Why I am writing this and my First Memories

Hello, so I am not sure where to begin.  I think this is more therapy for me than anything else.  My life may not be a crazy as some, but for me, it has been a roller coaster. Sometimes I thought about writing a book, but I don’t want my family’s attention and criticism.  Also, they can be very sarcastic and mean, not the supportive type that one would assume would be in a family.  So, a blog it is.

I grew up in a large family, six kids and two parents.  We move around a lot, mostly because we didn’t pay rent, and at one point, live in our grandparents basement.  More to come on that.

My first memories, I think, are when we lived in California.  I must have been three, which would make my sister six and my brothers five, four, two and one.  We lived on a populated street with a short trail to the school.  I remember this because we went to the school for a ‘fair’.  They had the game where everyone walked in a circle and one person was in the middle with a cake walking the opposite direction.  When the music stopped, whoever the cake holding person was in front of, won the cake.   I actually won a chocolate cake and was so excited.  When we got home, my mom and I put the cake on the top shelf so my dad wouldn’t eat it.  Unfortunately, the next day, the cake was gone, my dad ate it.  Oh, the horrors of being three.  For some reason, this is my first real memory and I am not sure why it is so burned in my mind.  Maybe it stands out because it is the first time I was disappointed by my dad.

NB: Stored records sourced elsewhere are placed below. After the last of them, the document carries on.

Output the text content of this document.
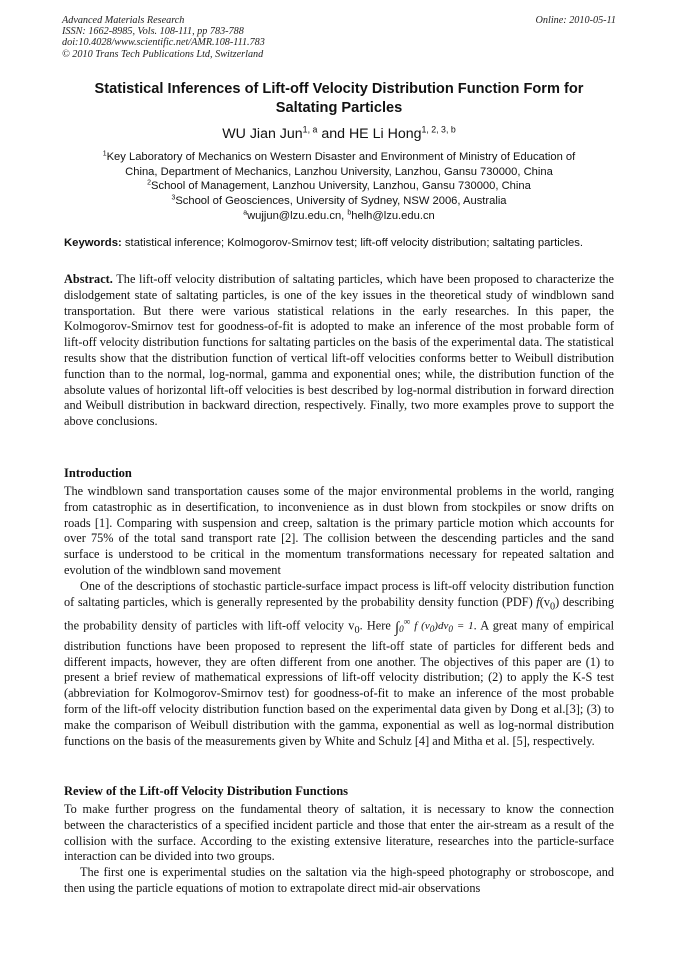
Advanced Materials Research
ISSN: 1662-8985, Vols. 108-111, pp 783-788
doi:10.4028/www.scientific.net/AMR.108-111.783
© 2010 Trans Tech Publications Ltd, Switzerland
Online: 2010-05-11
Statistical Inferences of Lift-off Velocity Distribution Function Form for Saltating Particles
WU Jian Jun$^{1, a}$ and HE Li Hong$^{1, 2, 3, b}$
$^1$Key Laboratory of Mechanics on Western Disaster and Environment of Ministry of Education of
China, Department of Mechanics, Lanzhou University, Lanzhou, Gansu 730000, China
$^2$School of Management, Lanzhou University, Lanzhou, Gansu 730000, China
$^3$School of Geosciences, University of Sydney, NSW 2006, Australia
$^a$wujjun@lzu.edu.cn, $^b$helh@lzu.edu.cn

Keywords: statistical inference; Kolmogorov-Smirnov test; lift-off velocity distribution; saltating particles.

Abstract. The lift-off velocity distribution of saltating particles, which have been proposed to characterize the dislodgement state of saltating particles, is one of the key issues in the theoretical study of windblown sand transportation. But there were various statistical relations in the early researches. In this paper, the Kolmogorov-Smirnov test for goodness-of-fit is adopted to make an inference of the most probable form of lift-off velocity distribution functions for saltating particles on the basis of the experimental data. The statistical results show that the distribution function of vertical lift-off velocities conforms better to Weibull distribution function than to the normal, log-normal, gamma and exponential ones; while, the distribution function of the absolute values of horizontal lift-off velocities is best described by log-normal distribution in forward direction and Weibull distribution in backward direction, respectively. Finally, two more examples prove to support the above conclusions.

Introduction

The windblown sand transportation causes some of the major environmental problems in the world, ranging from catastrophic as in desertification, to inconvenience as in dust blown from stockpiles or snow drifts on roads [1]. Comparing with suspension and creep, saltation is the primary particle motion which accounts for over 75% of the total sand transport rate [2]. The collision between the descending particles and the sand surface is understood to be critical in the momentum transformations necessary for repeated saltation and evolution of the windblown sand movement

One of the descriptions of stochastic particle-surface impact process is lift-off velocity distribution function of saltating particles, which is generally represented by the probability density function (PDF) $f(v_0)$ describing the probability density of particles with lift-off velocity $v_0$. Here $\int_0^\infty$ f $(v_0)dv_0 = 1$. A great many of empirical distribution functions have been proposed to represent the lift-off state of particles for different beds and different impacts, however, they are often different from one another. The objectives of this paper are (1) to present a brief review of mathematical expressions of lift-off velocity distribution; (2) to apply the K-S test (abbreviation for Kolmogorov-Smirnov test) for goodness-of-fit to make an inference of the most probable form of the lift-off velocity distribution function based on the experimental data given by Dong et al.[3]; (3) to make the comparison of Weibull distribution with the gamma, exponential as well as log-normal distribution functions on the basis of the measurements given by White and Schulz [4] and Mitha et al. [5], respectively.

Review of the Lift-off Velocity Distribution Functions

To make further progress on the fundamental theory of saltation, it is necessary to know the connection between the characteristics of a specified incident particle and those that enter the air-stream as a result of the collision with the surface. According to the existing extensive literature, researches into the particle-surface interaction can be divided into two groups.

The first one is experimental studies on the saltation via the high-speed photography or stroboscope, and then using the particle equations of motion to extrapolate direct mid-air observations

My other predominant memory of life in California as my brothers teasing a boy named Billy.  It is so weird, I was only a toddler and they were saying Bill was ‘in love’ with me.  They were singing “Billy don’t be a hero, come back and make her your wife” by Paper Lance.  It is only recently that I realized my brothers were almost born bullies.  I think my dad had a lot to do with that.  I do know that this attribute only increased as the years went on.

The two vivid memories of me being three are not necessarily happy ones.  I keep thinking I would remember good times from then, however; this is all I have.  A side note, I was told that I didn’t speak until I was three, curious isn’t it?

I need to stop for now, although I feel as if I can write for days.  This is a safe place for me to get out my thoughts and be free.  Thank you.